GPU Kernel Optimization + Distributed Training

ML performance is a systems problem

Training a Transformer is not just about the math - it is about whether your memory access pattern fits the GPU cache, whether your operators can be fused to avoid redundant writes, and whether your communication strategy matches your hardware topology. This project addresses both: optimizing GPU operations with Triton, and scaling across nodes with MPI.

Fused Triton Kernel: D = ReLU(A × B + C)

Tile Assignment + Parallelism

Divides the output matrix into tiles. Each GPU thread block computes one tile in parallel. BLOCK_M, BLOCK_N, BLOCK_K tuned via configuration grid search for best performance.

Shared Memory Tiling

Loads sub-blocks of A and B into fast on-chip SRAM before computation. Dramatically reduces expensive global DRAM accesses - the primary GPU performance bottleneck. Register accumulation for partial results.

Operator Fusion ⭐

Fuses MatMul + Add + ReLU into a single kernel pass. Eliminates intermediate result writes to global memory - the key insight for achieving ≥1.25× PyTorch speedup. Performance depends on memory access patterns, not raw compute.

# Triton kernel  -  fused matmul + add + ReLU with shared memory
@triton.jit
def fused_matmul_add_relu(A, B, C, D, M, N, K, BLOCK_M: tl.constexpr, BLOCK_N: tl.constexpr, BLOCK_K: tl.constexpr):
    pid_m = tl.program_id(0)
    pid_n = tl.program_id(1)
    acc = tl.zeros([BLOCK_M, BLOCK_N], dtype=tl.float32)
    for k in range(0, K, BLOCK_K):
        a = tl.load(...)   # load tile of A into SRAM
        b = tl.load(...)   # load tile of B into SRAM
        acc += tl.dot(a, b)
    acc = acc + tl.load(c_ptrs)       # fuse Add
    acc = tl.maximum(acc, 0)          # fuse ReLU
    tl.store(d_ptrs, acc, mask=mask)  # single write to global memory

2D Data × Tensor Parallelism with MPI

Custom AllReduce + AllToAll

Implemented both collective communication primitives from scratch with mpi4py. Benchmarked against native MPI - custom is slower because MPI uses hardware-aware ring and tree algorithms with NVLink awareness.

Data Parallelism

Splits dataset uniformly across nodes via split_data(). Same model weights, different data shards. Requires gradient synchronization via AllReduce after each backward pass. Scales compute linearly with nodes.

Tensor Model Parallelism

Shards Transformer weights: fc_q/k/v split on output dimension, fc_o split on input dimension. Reduces memory per node but increases communication frequency - requires careful DP/MP balance.

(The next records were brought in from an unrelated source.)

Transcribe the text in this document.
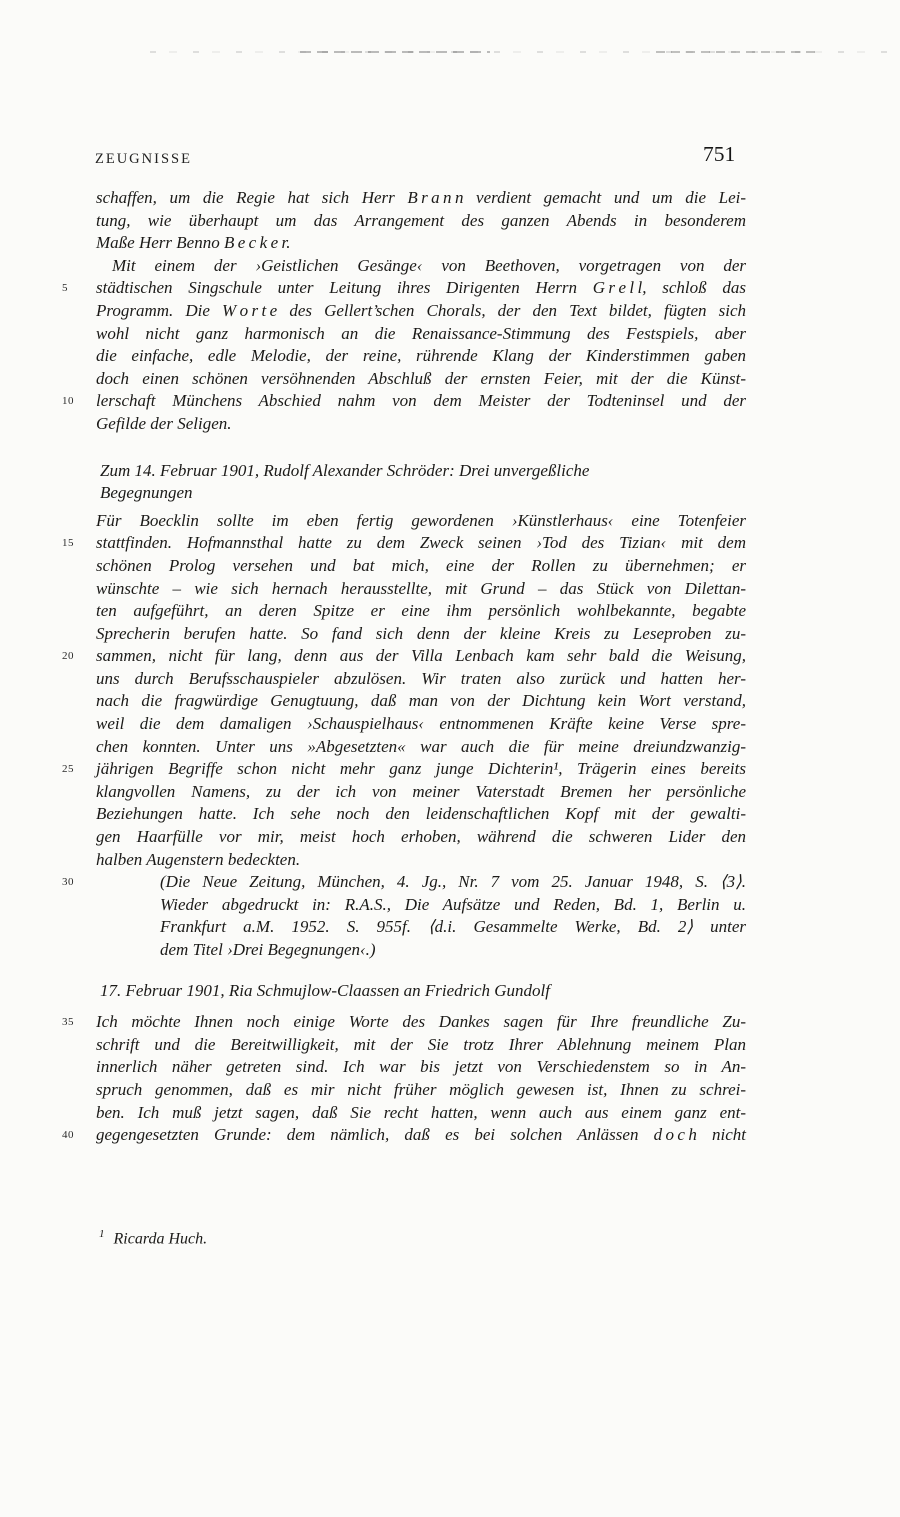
ZEUGNISSE	751
schaffen, um die Regie hat sich Herr B r a n n verdient gemacht und um die Lei-
tung, wie überhaupt um das Arrangement des ganzen Abends in besonderem
Maße Herr Benno B e c k e r.
Mit einem der ›Geistlichen Gesänge‹ von Beethoven, vorgetragen von der
5	städtischen Singschule unter Leitung ihres Dirigenten Herrn G r e l l, schloß das
Programm. Die W o r t e des Gellert’schen Chorals, der den Text bildet, fügten sich
wohl nicht ganz harmonisch an die Renaissance-Stimmung des Festspiels, aber
die einfache, edle Melodie, der reine, rührende Klang der Kinderstimmen gaben
doch einen schönen versöhnenden Abschluß der ernsten Feier, mit der die Künst-
10	lerschaft Münchens Abschied nahm von dem Meister der Todteninsel und der
Gefilde der Seligen.
Zum 14. Februar 1901, Rudolf Alexander Schröder: Drei unvergeßliche
Begegnungen
Für Boecklin sollte im eben fertig gewordenen ›Künstlerhaus‹ eine Totenfeier
15	stattfinden. Hofmannsthal hatte zu dem Zweck seinen ›Tod des Tizian‹ mit dem
schönen Prolog versehen und bat mich, eine der Rollen zu übernehmen; er
wünschte – wie sich hernach herausstellte, mit Grund – das Stück von Dilettan-
ten aufgeführt, an deren Spitze er eine ihm persönlich wohlbekannte, begabte
Sprecherin berufen hatte. So fand sich denn der kleine Kreis zu Leseproben zu-
20	sammen, nicht für lang, denn aus der Villa Lenbach kam sehr bald die Weisung,
uns durch Berufsschauspieler abzulösen. Wir traten also zurück und hatten her-
nach die fragwürdige Genugtuung, daß man von der Dichtung kein Wort verstand,
weil die dem damaligen ›Schauspielhaus‹ entnommenen Kräfte keine Verse spre-
chen konnten. Unter uns »Abgesetzten« war auch die für meine dreiundzwanzig-
25	jährigen Begriffe schon nicht mehr ganz junge Dichterin¹, Trägerin eines bereits
klangvollen Namens, zu der ich von meiner Vaterstadt Bremen her persönliche
Beziehungen hatte. Ich sehe noch den leidenschaftlichen Kopf mit der gewalti-
gen Haarfülle vor mir, meist hoch erhoben, während die schweren Lider den
halben Augenstern bedeckten.
30	(Die Neue Zeitung, München, 4. Jg., Nr. 7 vom 25. Januar 1948, S. ⟨3⟩.
Wieder abgedruckt in: R.A.S., Die Aufsätze und Reden, Bd. 1, Berlin u.
Frankfurt a.M. 1952. S. 955f. ⟨d.i. Gesammelte Werke, Bd. 2⟩ unter
dem Titel ›Drei Begegnungen‹.)
17. Februar 1901, Ria Schmujlow-Claassen an Friedrich Gundolf
35	Ich möchte Ihnen noch einige Worte des Dankes sagen für Ihre freundliche Zu-
schrift und die Bereitwilligkeit, mit der Sie trotz Ihrer Ablehnung meinem Plan
innerlich näher getreten sind. Ich war bis jetzt von Verschiedenstem so in An-
spruch genommen, daß es mir nicht früher möglich gewesen ist, Ihnen zu schrei-
ben. Ich muß jetzt sagen, daß Sie recht hatten, wenn auch aus einem ganz ent-
40	gegengesetzten Grunde: dem nämlich, daß es bei solchen Anlässen d o c h nicht
$^1$ Ricarda Huch.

Forward + Backward Communication

naive_collect_forward_input/output for activations. naive_collect_backward_output/x for gradients via Reduce-Scatter. Backward requires more communication than forward due to gradient aggregation.

Technologies Used

ComponentTool & Purpose
GPU KernelTriton - tile-based kernel, shared memory, register accumulation, operator fusion
Distributed CommMPI (mpi4py) - AllReduce, AllToAll, Reduce-Scatter from scratch + native
Parallelism2D: Data Parallel (DP) × Tensor Model Parallel (MP)
TuningGrid search over BLOCK_M/N/K, num_warps, num_stages
TensorsNumPy + PyTorch tensors - computation substrate

Results

≥1.25×
speedup over PyTorch baseline kernel
3
collective primitives implemented from scratch
2D
data + tensor parallel training pipeline
  • Operator fusion is the highest-impact GPU optimization - avoiding intermediate memory writes beats compute savings
  • Memory access patterns dominate GPU performance - SRAM tiling matters more than arithmetic throughput
  • Communication is the bottleneck in distributed training - MPI hardware-aware ring algorithms are very hard to match
  • Tensor parallelism reduces memory per node but requires careful sharding of fc_q/k/v vs fc_o dimensions

What I took away

  • GPU performance is 80% memory, 20% compute - reducing global memory accesses via SRAM tiling and operator fusion is the correct mental model.
  • Implementing AllReduce from scratch confirmed why MPI is faster: hardware-aware ring/tree algorithms exploit topology that naive send/recv ignores.
  • Tensor parallelism sharding rules are subtle - fc_q/k/v split on output dim and fc_o on input dim is not obvious until you trace gradient shapes carefully.
  • Backward communication needs more coordination than forward - Reduce-Scatter for gradients is more complex than AllGather for activations.